Never say never, but none of the UI parts of Cocoa are written in Swift, and porting them to Windows/Linux would be way more than just writing them in Swift anyway.

Curious, in what way is Windows's development story stuck in 2005 and the Mac is not similarly "stuck" in 2001 (or perhaps 1995)?

2 comments

Apple pretty much said that Cocoa would be the basis for all future work they do on Mac OS X since 2001, and they've continually improved it, such as adding new widgets, adding functionality to existing widgets, high-DPI support, and so on. I see there's a lot of DRY (Don't Repeat Yourself) going on: there is only one GUI platform and UI toolkit for macOS: Cocoa. While the groundwork isn't new it is kept up-to-date.

Compared to Windows where the "original" widget-toolkit (Window classes and the Common Control library) haven't been significantly updated since Windows XP - Wndows 7 did add some new controls, but they aren't exactly easy to use unless you're already a very experienced C++ Win32 GUI developer.

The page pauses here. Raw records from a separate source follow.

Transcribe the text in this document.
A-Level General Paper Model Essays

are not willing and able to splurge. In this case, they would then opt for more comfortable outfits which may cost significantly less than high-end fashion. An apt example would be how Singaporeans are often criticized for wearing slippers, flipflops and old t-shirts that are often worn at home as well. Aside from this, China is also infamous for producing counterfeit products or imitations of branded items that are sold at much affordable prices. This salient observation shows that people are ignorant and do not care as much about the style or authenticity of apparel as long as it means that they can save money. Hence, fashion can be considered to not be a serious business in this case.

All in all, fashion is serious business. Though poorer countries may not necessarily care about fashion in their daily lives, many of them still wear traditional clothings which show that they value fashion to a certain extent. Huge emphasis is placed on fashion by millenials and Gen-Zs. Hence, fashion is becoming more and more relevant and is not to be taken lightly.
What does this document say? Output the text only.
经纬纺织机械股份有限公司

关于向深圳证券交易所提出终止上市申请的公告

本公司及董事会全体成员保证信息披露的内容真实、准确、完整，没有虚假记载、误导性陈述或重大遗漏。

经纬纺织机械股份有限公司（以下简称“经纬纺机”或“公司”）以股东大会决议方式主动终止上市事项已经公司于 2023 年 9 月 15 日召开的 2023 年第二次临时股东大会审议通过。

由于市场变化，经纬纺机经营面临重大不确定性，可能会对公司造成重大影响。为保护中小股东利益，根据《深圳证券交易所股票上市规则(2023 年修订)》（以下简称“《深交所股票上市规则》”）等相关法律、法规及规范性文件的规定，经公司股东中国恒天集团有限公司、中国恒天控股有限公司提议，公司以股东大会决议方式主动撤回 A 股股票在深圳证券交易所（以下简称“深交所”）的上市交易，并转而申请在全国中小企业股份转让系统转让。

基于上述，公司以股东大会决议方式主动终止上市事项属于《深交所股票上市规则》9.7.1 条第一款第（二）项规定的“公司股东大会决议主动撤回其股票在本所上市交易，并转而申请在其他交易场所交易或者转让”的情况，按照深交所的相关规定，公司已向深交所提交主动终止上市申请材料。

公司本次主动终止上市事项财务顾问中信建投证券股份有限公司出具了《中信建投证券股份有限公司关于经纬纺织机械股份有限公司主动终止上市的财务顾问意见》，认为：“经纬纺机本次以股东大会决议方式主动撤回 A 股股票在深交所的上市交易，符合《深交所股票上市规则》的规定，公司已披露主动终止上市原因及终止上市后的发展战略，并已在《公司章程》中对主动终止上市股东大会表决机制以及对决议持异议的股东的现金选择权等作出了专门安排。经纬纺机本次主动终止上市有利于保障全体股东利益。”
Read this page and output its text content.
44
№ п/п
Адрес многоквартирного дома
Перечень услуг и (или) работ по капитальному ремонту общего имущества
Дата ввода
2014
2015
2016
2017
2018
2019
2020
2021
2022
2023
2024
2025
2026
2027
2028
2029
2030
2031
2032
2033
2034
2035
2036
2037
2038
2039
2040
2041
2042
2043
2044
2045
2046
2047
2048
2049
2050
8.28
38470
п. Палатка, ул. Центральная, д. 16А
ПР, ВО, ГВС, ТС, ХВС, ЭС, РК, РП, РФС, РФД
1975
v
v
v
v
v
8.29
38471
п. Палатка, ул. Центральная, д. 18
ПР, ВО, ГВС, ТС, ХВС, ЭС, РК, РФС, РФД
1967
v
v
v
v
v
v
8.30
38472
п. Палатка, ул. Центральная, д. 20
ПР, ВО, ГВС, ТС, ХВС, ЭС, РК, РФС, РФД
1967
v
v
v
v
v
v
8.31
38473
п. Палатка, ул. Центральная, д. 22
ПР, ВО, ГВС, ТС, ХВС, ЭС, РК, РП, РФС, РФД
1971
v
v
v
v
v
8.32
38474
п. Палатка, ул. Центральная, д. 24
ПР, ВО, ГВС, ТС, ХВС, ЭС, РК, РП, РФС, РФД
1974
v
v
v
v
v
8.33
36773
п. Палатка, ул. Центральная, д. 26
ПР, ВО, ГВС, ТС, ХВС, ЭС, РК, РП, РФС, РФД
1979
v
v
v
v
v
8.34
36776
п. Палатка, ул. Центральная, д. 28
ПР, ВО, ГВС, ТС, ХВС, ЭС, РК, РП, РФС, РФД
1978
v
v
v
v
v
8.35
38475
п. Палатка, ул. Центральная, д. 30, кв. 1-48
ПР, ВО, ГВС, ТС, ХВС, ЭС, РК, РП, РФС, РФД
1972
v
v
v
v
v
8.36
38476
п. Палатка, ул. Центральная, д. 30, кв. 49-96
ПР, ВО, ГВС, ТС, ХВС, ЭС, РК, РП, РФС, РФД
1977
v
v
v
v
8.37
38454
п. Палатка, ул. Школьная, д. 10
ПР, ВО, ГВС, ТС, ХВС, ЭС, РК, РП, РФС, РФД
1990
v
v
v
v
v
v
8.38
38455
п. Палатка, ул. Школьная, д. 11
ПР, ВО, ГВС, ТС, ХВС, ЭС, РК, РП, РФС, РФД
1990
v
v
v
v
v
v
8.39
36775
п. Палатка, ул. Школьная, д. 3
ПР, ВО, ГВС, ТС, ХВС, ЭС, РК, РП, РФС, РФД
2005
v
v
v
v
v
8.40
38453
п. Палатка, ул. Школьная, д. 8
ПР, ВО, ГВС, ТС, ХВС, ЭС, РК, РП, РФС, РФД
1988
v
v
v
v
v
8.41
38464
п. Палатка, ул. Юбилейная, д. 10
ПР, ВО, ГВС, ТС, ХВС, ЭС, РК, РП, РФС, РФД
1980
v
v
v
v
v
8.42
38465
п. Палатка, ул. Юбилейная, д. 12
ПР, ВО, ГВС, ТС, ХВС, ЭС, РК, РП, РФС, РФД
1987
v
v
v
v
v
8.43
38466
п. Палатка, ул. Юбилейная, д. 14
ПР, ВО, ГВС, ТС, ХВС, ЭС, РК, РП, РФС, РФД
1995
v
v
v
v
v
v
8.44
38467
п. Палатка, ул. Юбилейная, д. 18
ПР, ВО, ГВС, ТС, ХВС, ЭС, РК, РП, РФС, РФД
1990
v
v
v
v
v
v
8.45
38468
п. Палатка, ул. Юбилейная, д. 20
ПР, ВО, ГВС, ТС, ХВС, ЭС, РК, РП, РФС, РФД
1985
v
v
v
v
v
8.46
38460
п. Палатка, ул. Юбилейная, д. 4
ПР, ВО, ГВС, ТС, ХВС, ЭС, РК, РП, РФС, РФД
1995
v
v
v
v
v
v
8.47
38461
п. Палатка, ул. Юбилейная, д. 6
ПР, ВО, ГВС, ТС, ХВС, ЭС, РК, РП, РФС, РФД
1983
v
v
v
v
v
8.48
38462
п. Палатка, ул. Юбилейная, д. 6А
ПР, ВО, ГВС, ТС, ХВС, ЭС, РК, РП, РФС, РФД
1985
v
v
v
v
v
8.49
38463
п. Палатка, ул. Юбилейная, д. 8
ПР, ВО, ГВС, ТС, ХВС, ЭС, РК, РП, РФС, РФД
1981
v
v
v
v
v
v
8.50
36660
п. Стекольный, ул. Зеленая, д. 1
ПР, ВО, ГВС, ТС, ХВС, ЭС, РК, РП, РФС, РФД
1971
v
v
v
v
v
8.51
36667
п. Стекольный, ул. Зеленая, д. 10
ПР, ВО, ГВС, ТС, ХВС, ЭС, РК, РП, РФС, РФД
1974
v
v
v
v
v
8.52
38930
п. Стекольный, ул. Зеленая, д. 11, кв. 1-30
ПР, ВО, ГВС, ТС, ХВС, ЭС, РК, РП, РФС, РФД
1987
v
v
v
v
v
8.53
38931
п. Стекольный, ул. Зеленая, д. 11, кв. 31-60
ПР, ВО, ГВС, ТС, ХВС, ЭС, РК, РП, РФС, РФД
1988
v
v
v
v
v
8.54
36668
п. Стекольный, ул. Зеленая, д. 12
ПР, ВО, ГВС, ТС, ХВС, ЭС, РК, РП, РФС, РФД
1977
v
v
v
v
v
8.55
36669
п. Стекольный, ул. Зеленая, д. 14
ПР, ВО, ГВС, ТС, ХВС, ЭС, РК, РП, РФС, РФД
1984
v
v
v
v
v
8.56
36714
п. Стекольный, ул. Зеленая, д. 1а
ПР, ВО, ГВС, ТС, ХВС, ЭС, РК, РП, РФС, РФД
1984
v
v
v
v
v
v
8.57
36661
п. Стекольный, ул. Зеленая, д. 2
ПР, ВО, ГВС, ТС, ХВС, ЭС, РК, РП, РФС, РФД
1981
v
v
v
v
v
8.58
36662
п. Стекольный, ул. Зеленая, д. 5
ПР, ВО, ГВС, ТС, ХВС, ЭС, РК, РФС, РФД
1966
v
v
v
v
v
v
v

The old low-entry-barrier dev story was VB6, which had a mix of Common Controls and ActiveX reimplementations, then it moved over to VB.NET and WinForms, which is a wrapper around the same - but the last significant update to WinForms was in .NET 2.0 in 2005 - Microsoft recently announced that they would not be adding true high-DPI support to WinForms, advising desktop app developers to use WPF or UWP instead - and therein lies a problem: WPF and UWP are both completely separate UI and application stacks. WPF is not perfect and like WinForms, hasn't seen much of an update for a while (it still runs on DirectX 9) and UWP is just confusing: it's arbitrarily limited to only run in a restricted sandbox environment, the standard widget library is very anemic (e.g. still no tree-view!) and it shares nothing in common with the rest of the entire Windows ecosystem.

If you want to write a "real" Win32 desktop application you're best-off sticking with MFC, but there's so much legwork that's necessary, and legacy cruft (I swear the MFC codebase is still C++89 compatible) it just doesn't make sense for small applications, especially line-of-business systems that face constant changes, to be built with it. Compare with Cocoa on macOS where everything: from Microsoft Office and Adobe Photoshop, to the built-in Jigsaw Puzzle mini-game, is all built with the same framework.

The port was already done in the 1990s. You could run Enterprise WebObjects on Windows NT, and it came with several NeXTStep apps on the CD including Mail.app.